I had a stroke at 26, a blood clot in my cerebellum, right in the middle of the back of my head, by my spine. Four months later the tingling in my hands started, I also had tightness in my arms. The pain changed to a burning, spread everywhere and worsened. The only place i don’t feel it very much is my lower back and buttocks.

The only thing that has helped me so far is opiates, I’ve tried every non-narcotic. I can’t be on them forever so i’m hoping to get a spinal cord stimulator or something else. Everyday is a struggle not to go crazy, I try to stay distracted with tv and search for help and solutions.
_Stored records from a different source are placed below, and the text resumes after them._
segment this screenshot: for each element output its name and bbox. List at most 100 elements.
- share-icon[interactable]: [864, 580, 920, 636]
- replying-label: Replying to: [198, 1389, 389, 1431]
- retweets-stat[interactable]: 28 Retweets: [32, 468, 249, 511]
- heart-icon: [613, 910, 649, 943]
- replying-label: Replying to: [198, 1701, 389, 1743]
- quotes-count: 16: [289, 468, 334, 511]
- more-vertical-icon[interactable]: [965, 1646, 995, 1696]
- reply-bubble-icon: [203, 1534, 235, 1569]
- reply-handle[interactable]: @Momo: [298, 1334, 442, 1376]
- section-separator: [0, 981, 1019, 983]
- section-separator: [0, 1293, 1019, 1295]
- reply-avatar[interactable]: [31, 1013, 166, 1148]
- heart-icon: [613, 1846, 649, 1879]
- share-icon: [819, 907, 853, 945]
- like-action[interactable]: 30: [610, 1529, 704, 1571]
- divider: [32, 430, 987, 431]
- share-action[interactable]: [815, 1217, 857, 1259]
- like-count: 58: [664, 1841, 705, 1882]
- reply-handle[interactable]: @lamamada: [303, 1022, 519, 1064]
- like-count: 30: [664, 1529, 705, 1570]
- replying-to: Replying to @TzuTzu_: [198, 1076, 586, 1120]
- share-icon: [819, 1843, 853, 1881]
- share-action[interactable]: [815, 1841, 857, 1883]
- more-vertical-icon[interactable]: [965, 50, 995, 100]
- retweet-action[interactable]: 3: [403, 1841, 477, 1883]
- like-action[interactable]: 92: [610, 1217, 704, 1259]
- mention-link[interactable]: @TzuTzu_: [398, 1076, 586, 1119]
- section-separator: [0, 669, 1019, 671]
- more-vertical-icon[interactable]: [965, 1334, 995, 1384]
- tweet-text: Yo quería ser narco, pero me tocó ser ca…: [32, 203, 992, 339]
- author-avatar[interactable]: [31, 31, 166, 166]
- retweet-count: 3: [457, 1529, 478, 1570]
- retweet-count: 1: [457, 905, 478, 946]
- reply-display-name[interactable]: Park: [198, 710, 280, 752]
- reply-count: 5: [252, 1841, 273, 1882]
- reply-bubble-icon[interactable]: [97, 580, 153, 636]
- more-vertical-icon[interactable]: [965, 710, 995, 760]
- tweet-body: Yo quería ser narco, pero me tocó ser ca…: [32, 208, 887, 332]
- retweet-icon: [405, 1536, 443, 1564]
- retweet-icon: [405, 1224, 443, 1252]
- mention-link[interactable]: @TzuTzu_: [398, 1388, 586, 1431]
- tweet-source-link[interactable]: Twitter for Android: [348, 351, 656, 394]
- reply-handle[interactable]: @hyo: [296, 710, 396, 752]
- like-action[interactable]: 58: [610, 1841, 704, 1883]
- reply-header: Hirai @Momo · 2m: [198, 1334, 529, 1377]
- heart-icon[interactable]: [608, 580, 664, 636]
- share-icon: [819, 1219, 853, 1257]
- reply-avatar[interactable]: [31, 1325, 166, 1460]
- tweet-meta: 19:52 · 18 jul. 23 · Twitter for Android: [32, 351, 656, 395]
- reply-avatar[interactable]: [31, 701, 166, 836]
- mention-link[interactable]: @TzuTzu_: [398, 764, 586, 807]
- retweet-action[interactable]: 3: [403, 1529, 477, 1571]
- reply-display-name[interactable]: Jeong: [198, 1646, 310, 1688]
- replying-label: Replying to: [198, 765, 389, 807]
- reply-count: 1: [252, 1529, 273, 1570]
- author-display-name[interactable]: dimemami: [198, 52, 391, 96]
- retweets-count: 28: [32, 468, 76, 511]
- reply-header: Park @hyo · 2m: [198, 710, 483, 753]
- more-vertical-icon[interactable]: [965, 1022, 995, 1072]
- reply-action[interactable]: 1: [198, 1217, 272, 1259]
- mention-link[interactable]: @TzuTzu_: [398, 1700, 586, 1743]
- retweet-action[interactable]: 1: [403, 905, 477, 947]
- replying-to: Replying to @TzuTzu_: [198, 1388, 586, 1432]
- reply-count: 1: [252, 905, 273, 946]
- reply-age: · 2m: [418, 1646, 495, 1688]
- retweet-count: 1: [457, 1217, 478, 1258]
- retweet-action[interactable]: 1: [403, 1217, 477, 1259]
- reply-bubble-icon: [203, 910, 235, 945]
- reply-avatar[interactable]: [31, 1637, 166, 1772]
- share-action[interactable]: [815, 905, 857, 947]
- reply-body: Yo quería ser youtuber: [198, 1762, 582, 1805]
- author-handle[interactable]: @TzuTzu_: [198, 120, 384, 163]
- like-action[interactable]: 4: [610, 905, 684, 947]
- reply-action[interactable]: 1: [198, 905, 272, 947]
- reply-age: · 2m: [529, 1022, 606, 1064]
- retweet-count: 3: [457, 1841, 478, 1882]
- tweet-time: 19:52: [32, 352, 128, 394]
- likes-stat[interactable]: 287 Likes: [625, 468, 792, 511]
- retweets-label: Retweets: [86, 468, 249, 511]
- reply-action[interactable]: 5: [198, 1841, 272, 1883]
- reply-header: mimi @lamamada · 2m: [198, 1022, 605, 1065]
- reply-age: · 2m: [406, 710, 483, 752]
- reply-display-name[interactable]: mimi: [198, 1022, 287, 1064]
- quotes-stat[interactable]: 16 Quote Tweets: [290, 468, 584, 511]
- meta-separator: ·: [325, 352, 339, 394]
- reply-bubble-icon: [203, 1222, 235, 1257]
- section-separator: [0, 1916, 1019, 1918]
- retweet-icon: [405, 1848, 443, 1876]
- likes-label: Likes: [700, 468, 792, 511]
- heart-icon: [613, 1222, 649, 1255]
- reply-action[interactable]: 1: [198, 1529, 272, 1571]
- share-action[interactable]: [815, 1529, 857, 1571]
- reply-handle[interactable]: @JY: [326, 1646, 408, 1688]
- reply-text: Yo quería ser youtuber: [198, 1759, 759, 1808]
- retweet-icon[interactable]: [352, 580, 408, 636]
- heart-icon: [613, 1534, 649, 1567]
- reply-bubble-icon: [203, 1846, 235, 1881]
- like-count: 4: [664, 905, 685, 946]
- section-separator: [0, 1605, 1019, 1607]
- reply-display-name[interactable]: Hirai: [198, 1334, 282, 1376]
Thank you for this group. It’s nice to hear other peoples experiences and what they’ve tried. It’s nice not to be alone, although I’d never wish this on any person or animal. No one should live like this and I hope there’s a breakthrough soon. Thank you for giving me a voice and help.

CPSsufferer

Nathan Noble

Nathan Noble

Central Pain began at birth.

Cause: Mastocytosis/ Mast Cell Dysfunction ( I have an even more rare variant of this Rare Disease- The Few Immunologist that study and Dx it can’t agree on a name). Also, too many Orthopedic injuries to list and A-Typical Trigeminal Neuralgia that began with a Dislocated & Broken jaw in 89′ and subsequent Oral Surgeries through 94′.

Personal note: Adrenalin Junkie, via Snow & Wake Boarding, Jet Skis (Standup-real type), Dirt Bike & Mt. Bike Riding, Snowshoeing & Hiking are my best “Pain Killers”. RE: Endorphins, Dopamine, etc. Dilaudid used so that I can partake in these activities- need help getting started before those Divine Chemicals begin to flow!